BBC correspondent Mark Simpson said the statement was "more of an IRA tantrum than anything more significant".
The IRA has denied any involvement in the £26.5m bank raid in Belfast.
Wednesday's statement, which was passed to the An Phoblacht newspaper, said: "Our initiatives have been attacked, devalued and dismissed by pro-unionist and anti-republican elements, including the British government. The Irish government have lent themselves to this.
"At this time it appears that the two governments are intent on changing the basis of the peace process. They claim that 'the obstacle now to a lasting and durable settlement is the continuing paramilitary and criminal activity of the IRA'. We reject this."
DUP leader Ian Paisley said the statement proved the IRA never had any intention of decommissioning in a credible, transparent and verifiable way.
"They never had any intention of giving up their criminal empire," he said.
"The IRA had better realise that we will not be bullied or threatened and we will accept nothing less than the complete and utter end of all terror and criminal activity and the decommissioning of all their illegal weaponry in a transparent manner."
Sinn Fein President Gerry Adams said the statement was "evidence of a deepening crisis", one which he very much regretted.

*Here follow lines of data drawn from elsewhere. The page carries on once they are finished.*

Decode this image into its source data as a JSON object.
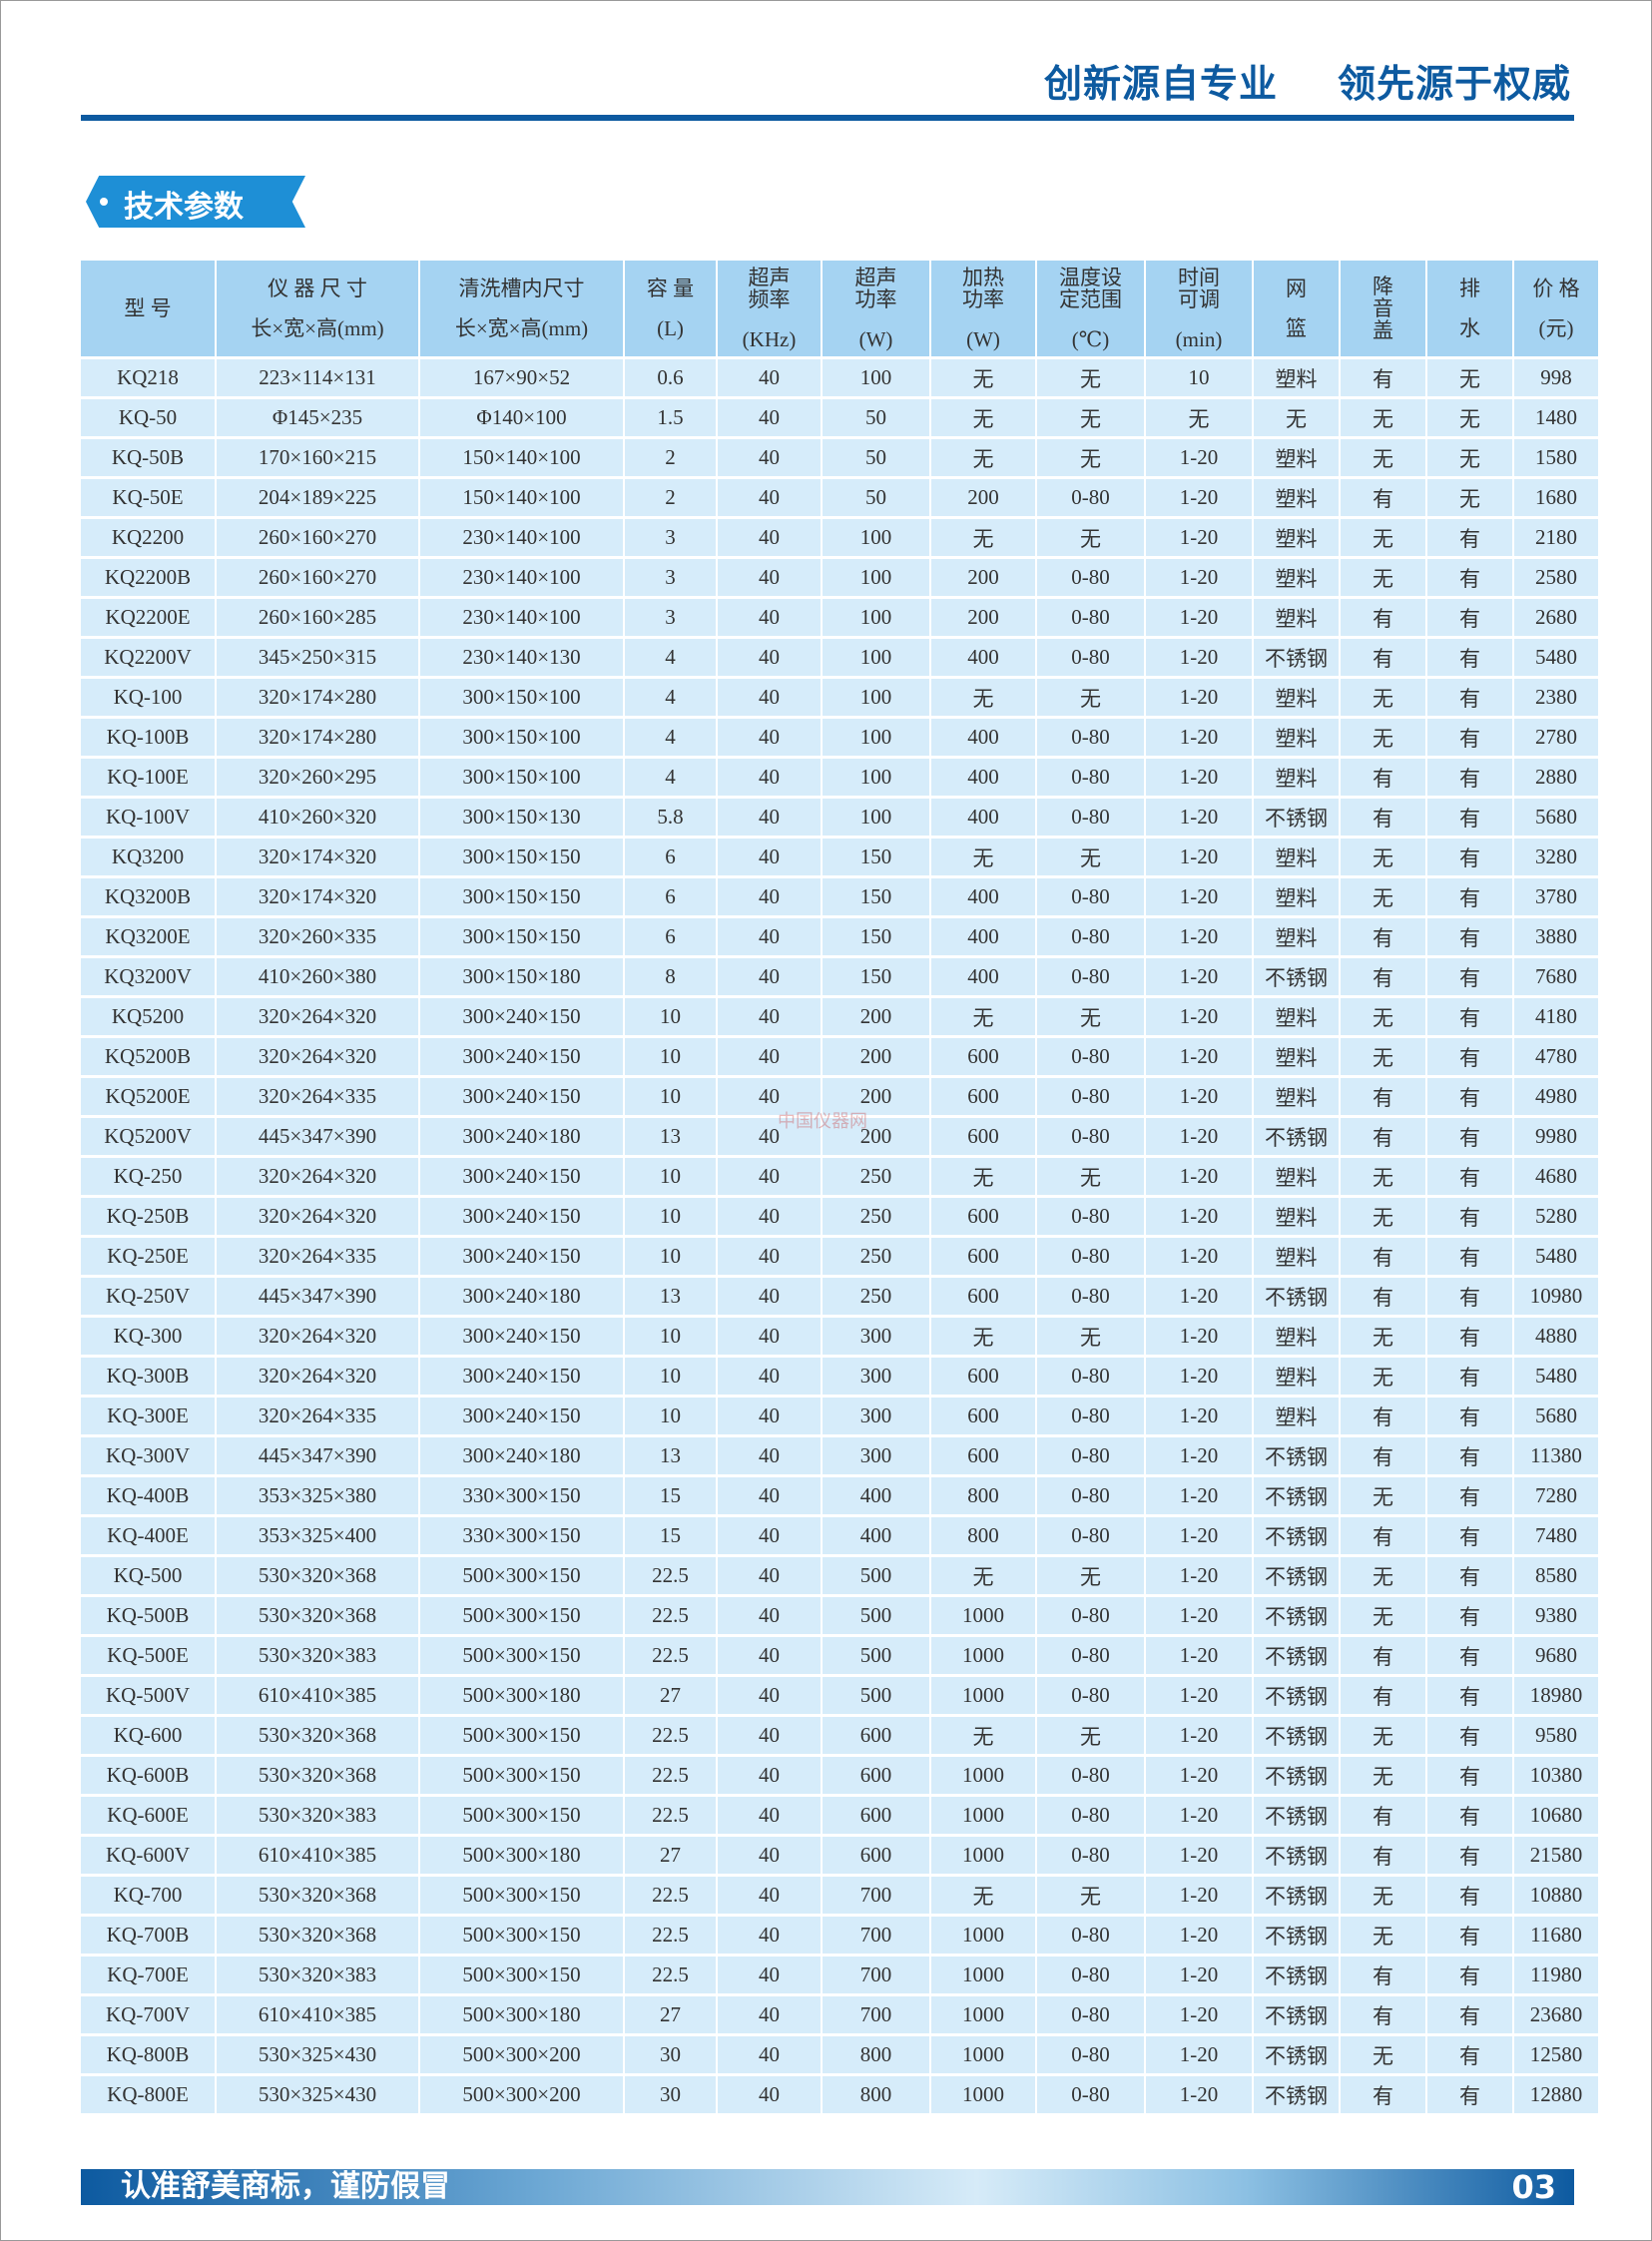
{
  "header": {
    "slogan_left": "创新源自专业",
    "slogan_right": "领先源于权威"
  },
  "section": {
    "title": "技术参数"
  },
  "colors": {
    "brand": "#0d5aa0",
    "header_cell": "#a5d3f2",
    "row_cell": "#d6ecfa"
  },
  "table": {
    "headers": [
      {
        "main": "型 号",
        "sub": ""
      },
      {
        "main": "仪 器 尺 寸",
        "sub": "长×宽×高(mm)"
      },
      {
        "main": "清洗槽内尺寸",
        "sub": "长×宽×高(mm)"
      },
      {
        "main": "容 量",
        "sub": "(L)"
      },
      {
        "main": "超声 频率",
        "sub": "(KHz)"
      },
      {
        "main": "超声 功率",
        "sub": "(W)"
      },
      {
        "main": "加热 功率",
        "sub": "(W)"
      },
      {
        "main": "温度设 定范围",
        "sub": "(℃)"
      },
      {
        "main": "时间 可调",
        "sub": "(min)"
      },
      {
        "main": "网",
        "sub": "篮"
      },
      {
        "main": "降 音 盖",
        "sub": ""
      },
      {
        "main": "排",
        "sub": "水"
      },
      {
        "main": "价 格",
        "sub": "(元)"
      }
    ],
    "rows": [
      [
        "KQ218",
        "223×114×131",
        "167×90×52",
        "0.6",
        "40",
        "100",
        "无",
        "无",
        "10",
        "塑料",
        "有",
        "无",
        "998"
      ],
      [
        "KQ-50",
        "Φ145×235",
        "Φ140×100",
        "1.5",
        "40",
        "50",
        "无",
        "无",
        "无",
        "无",
        "无",
        "无",
        "1480"
      ],
      [
        "KQ-50B",
        "170×160×215",
        "150×140×100",
        "2",
        "40",
        "50",
        "无",
        "无",
        "1-20",
        "塑料",
        "无",
        "无",
        "1580"
      ],
      [
        "KQ-50E",
        "204×189×225",
        "150×140×100",
        "2",
        "40",
        "50",
        "200",
        "0-80",
        "1-20",
        "塑料",
        "有",
        "无",
        "1680"
      ],
      [
        "KQ2200",
        "260×160×270",
        "230×140×100",
        "3",
        "40",
        "100",
        "无",
        "无",
        "1-20",
        "塑料",
        "无",
        "有",
        "2180"
      ],
      [
        "KQ2200B",
        "260×160×270",
        "230×140×100",
        "3",
        "40",
        "100",
        "200",
        "0-80",
        "1-20",
        "塑料",
        "无",
        "有",
        "2580"
      ],
      [
        "KQ2200E",
        "260×160×285",
        "230×140×100",
        "3",
        "40",
        "100",
        "200",
        "0-80",
        "1-20",
        "塑料",
        "有",
        "有",
        "2680"
      ],
      [
        "KQ2200V",
        "345×250×315",
        "230×140×130",
        "4",
        "40",
        "100",
        "400",
        "0-80",
        "1-20",
        "不锈钢",
        "有",
        "有",
        "5480"
      ],
      [
        "KQ-100",
        "320×174×280",
        "300×150×100",
        "4",
        "40",
        "100",
        "无",
        "无",
        "1-20",
        "塑料",
        "无",
        "有",
        "2380"
      ],
      [
        "KQ-100B",
        "320×174×280",
        "300×150×100",
        "4",
        "40",
        "100",
        "400",
        "0-80",
        "1-20",
        "塑料",
        "无",
        "有",
        "2780"
      ],
      [
        "KQ-100E",
        "320×260×295",
        "300×150×100",
        "4",
        "40",
        "100",
        "400",
        "0-80",
        "1-20",
        "塑料",
        "有",
        "有",
        "2880"
      ],
      [
        "KQ-100V",
        "410×260×320",
        "300×150×130",
        "5.8",
        "40",
        "100",
        "400",
        "0-80",
        "1-20",
        "不锈钢",
        "有",
        "有",
        "5680"
      ],
      [
        "KQ3200",
        "320×174×320",
        "300×150×150",
        "6",
        "40",
        "150",
        "无",
        "无",
        "1-20",
        "塑料",
        "无",
        "有",
        "3280"
      ],
      [
        "KQ3200B",
        "320×174×320",
        "300×150×150",
        "6",
        "40",
        "150",
        "400",
        "0-80",
        "1-20",
        "塑料",
        "无",
        "有",
        "3780"
      ],
      [
        "KQ3200E",
        "320×260×335",
        "300×150×150",
        "6",
        "40",
        "150",
        "400",
        "0-80",
        "1-20",
        "塑料",
        "有",
        "有",
        "3880"
      ],
      [
        "KQ3200V",
        "410×260×380",
        "300×150×180",
        "8",
        "40",
        "150",
        "400",
        "0-80",
        "1-20",
        "不锈钢",
        "有",
        "有",
        "7680"
      ],
      [
        "KQ5200",
        "320×264×320",
        "300×240×150",
        "10",
        "40",
        "200",
        "无",
        "无",
        "1-20",
        "塑料",
        "无",
        "有",
        "4180"
      ],
      [
        "KQ5200B",
        "320×264×320",
        "300×240×150",
        "10",
        "40",
        "200",
        "600",
        "0-80",
        "1-20",
        "塑料",
        "无",
        "有",
        "4780"
      ],
      [
        "KQ5200E",
        "320×264×335",
        "300×240×150",
        "10",
        "40",
        "200",
        "600",
        "0-80",
        "1-20",
        "塑料",
        "有",
        "有",
        "4980"
      ],
      [
        "KQ5200V",
        "445×347×390",
        "300×240×180",
        "13",
        "40",
        "200",
        "600",
        "0-80",
        "1-20",
        "不锈钢",
        "有",
        "有",
        "9980"
      ],
      [
        "KQ-250",
        "320×264×320",
        "300×240×150",
        "10",
        "40",
        "250",
        "无",
        "无",
        "1-20",
        "塑料",
        "无",
        "有",
        "4680"
      ],
      [
        "KQ-250B",
        "320×264×320",
        "300×240×150",
        "10",
        "40",
        "250",
        "600",
        "0-80",
        "1-20",
        "塑料",
        "无",
        "有",
        "5280"
      ],
      [
        "KQ-250E",
        "320×264×335",
        "300×240×150",
        "10",
        "40",
        "250",
        "600",
        "0-80",
        "1-20",
        "塑料",
        "有",
        "有",
        "5480"
      ],
      [
        "KQ-250V",
        "445×347×390",
        "300×240×180",
        "13",
        "40",
        "250",
        "600",
        "0-80",
        "1-20",
        "不锈钢",
        "有",
        "有",
        "10980"
      ],
      [
        "KQ-300",
        "320×264×320",
        "300×240×150",
        "10",
        "40",
        "300",
        "无",
        "无",
        "1-20",
        "塑料",
        "无",
        "有",
        "4880"
      ],
      [
        "KQ-300B",
        "320×264×320",
        "300×240×150",
        "10",
        "40",
        "300",
        "600",
        "0-80",
        "1-20",
        "塑料",
        "无",
        "有",
        "5480"
      ],
      [
        "KQ-300E",
        "320×264×335",
        "300×240×150",
        "10",
        "40",
        "300",
        "600",
        "0-80",
        "1-20",
        "塑料",
        "有",
        "有",
        "5680"
      ],
      [
        "KQ-300V",
        "445×347×390",
        "300×240×180",
        "13",
        "40",
        "300",
        "600",
        "0-80",
        "1-20",
        "不锈钢",
        "有",
        "有",
        "11380"
      ],
      [
        "KQ-400B",
        "353×325×380",
        "330×300×150",
        "15",
        "40",
        "400",
        "800",
        "0-80",
        "1-20",
        "不锈钢",
        "无",
        "有",
        "7280"
      ],
      [
        "KQ-400E",
        "353×325×400",
        "330×300×150",
        "15",
        "40",
        "400",
        "800",
        "0-80",
        "1-20",
        "不锈钢",
        "有",
        "有",
        "7480"
      ],
      [
        "KQ-500",
        "530×320×368",
        "500×300×150",
        "22.5",
        "40",
        "500",
        "无",
        "无",
        "1-20",
        "不锈钢",
        "无",
        "有",
        "8580"
      ],
      [
        "KQ-500B",
        "530×320×368",
        "500×300×150",
        "22.5",
        "40",
        "500",
        "1000",
        "0-80",
        "1-20",
        "不锈钢",
        "无",
        "有",
        "9380"
      ],
      [
        "KQ-500E",
        "530×320×383",
        "500×300×150",
        "22.5",
        "40",
        "500",
        "1000",
        "0-80",
        "1-20",
        "不锈钢",
        "有",
        "有",
        "9680"
      ],
      [
        "KQ-500V",
        "610×410×385",
        "500×300×180",
        "27",
        "40",
        "500",
        "1000",
        "0-80",
        "1-20",
        "不锈钢",
        "有",
        "有",
        "18980"
      ],
      [
        "KQ-600",
        "530×320×368",
        "500×300×150",
        "22.5",
        "40",
        "600",
        "无",
        "无",
        "1-20",
        "不锈钢",
        "无",
        "有",
        "9580"
      ],
      [
        "KQ-600B",
        "530×320×368",
        "500×300×150",
        "22.5",
        "40",
        "600",
        "1000",
        "0-80",
        "1-20",
        "不锈钢",
        "无",
        "有",
        "10380"
      ],
      [
        "KQ-600E",
        "530×320×383",
        "500×300×150",
        "22.5",
        "40",
        "600",
        "1000",
        "0-80",
        "1-20",
        "不锈钢",
        "有",
        "有",
        "10680"
      ],
      [
        "KQ-600V",
        "610×410×385",
        "500×300×180",
        "27",
        "40",
        "600",
        "1000",
        "0-80",
        "1-20",
        "不锈钢",
        "有",
        "有",
        "21580"
      ],
      [
        "KQ-700",
        "530×320×368",
        "500×300×150",
        "22.5",
        "40",
        "700",
        "无",
        "无",
        "1-20",
        "不锈钢",
        "无",
        "有",
        "10880"
      ],
      [
        "KQ-700B",
        "530×320×368",
        "500×300×150",
        "22.5",
        "40",
        "700",
        "1000",
        "0-80",
        "1-20",
        "不锈钢",
        "无",
        "有",
        "11680"
      ],
      [
        "KQ-700E",
        "530×320×383",
        "500×300×150",
        "22.5",
        "40",
        "700",
        "1000",
        "0-80",
        "1-20",
        "不锈钢",
        "有",
        "有",
        "11980"
      ],
      [
        "KQ-700V",
        "610×410×385",
        "500×300×180",
        "27",
        "40",
        "700",
        "1000",
        "0-80",
        "1-20",
        "不锈钢",
        "有",
        "有",
        "23680"
      ],
      [
        "KQ-800B",
        "530×325×430",
        "500×300×200",
        "30",
        "40",
        "800",
        "1000",
        "0-80",
        "1-20",
        "不锈钢",
        "无",
        "有",
        "12580"
      ],
      [
        "KQ-800E",
        "530×325×430",
        "500×300×200",
        "30",
        "40",
        "800",
        "1000",
        "0-80",
        "1-20",
        "不锈钢",
        "有",
        "有",
        "12880"
      ]
    ]
  },
  "watermark": "中国仪器网",
  "footer": {
    "text": "认准舒美商标，谨防假冒",
    "page": "03"
  }
}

"The two governments have opted for confrontation. They are engaging in the sterile politics of the blame game without any regard for the consequences," he said.
Sinn Fein's Martin McGuinness told BBC Breakfast that he personally had worked for more than 10 years to avoid crisis in the peace process and "very much regretted" the current situation.
Martin McGuinness said there is now a "mighty responsibility" on those involved in the peace process
"This approach by the two governments has effectively scuttled the enormous work that was done in bringing the IRA to agree to participate in what were unprecedented initiatives around the whole issue of going into a new mode", he said.
Mr McGuinness said there was now a "mighty responsibility" on the two governments and on all those involved in the peace process to deal with the current problems and get the Good Friday Agreement implemented on an "inclusive basis".
Senior Ulster Unionist assembly member Michael McGimpsey said the statement was "a thinly veiled threat".
"It is now up to those who support the democratic process, including the prime minister and taoiseach to stand shoulder to shoulder and face this threat down."
SDLP deputy leader Alasdair McDonnell said the statement offered nothing new from the IRA.
"Instead of facing up to the huge damage done to the peace process by the IRA Northern Bank raid, they are engaging in blatant sabre-rattling and wrecking the Agreement further," he said.
Last November, the IRA agreed to allow a Protestant and a Catholic churchman to witness any future decommissioning of its weapons as part of proposals to restore devolved government in Northern Ireland.
However, the plan was abandoned after the Democratic Unionist Party demanded photographic proof of decommissioning, a demand deemed "unachievable" by republicans.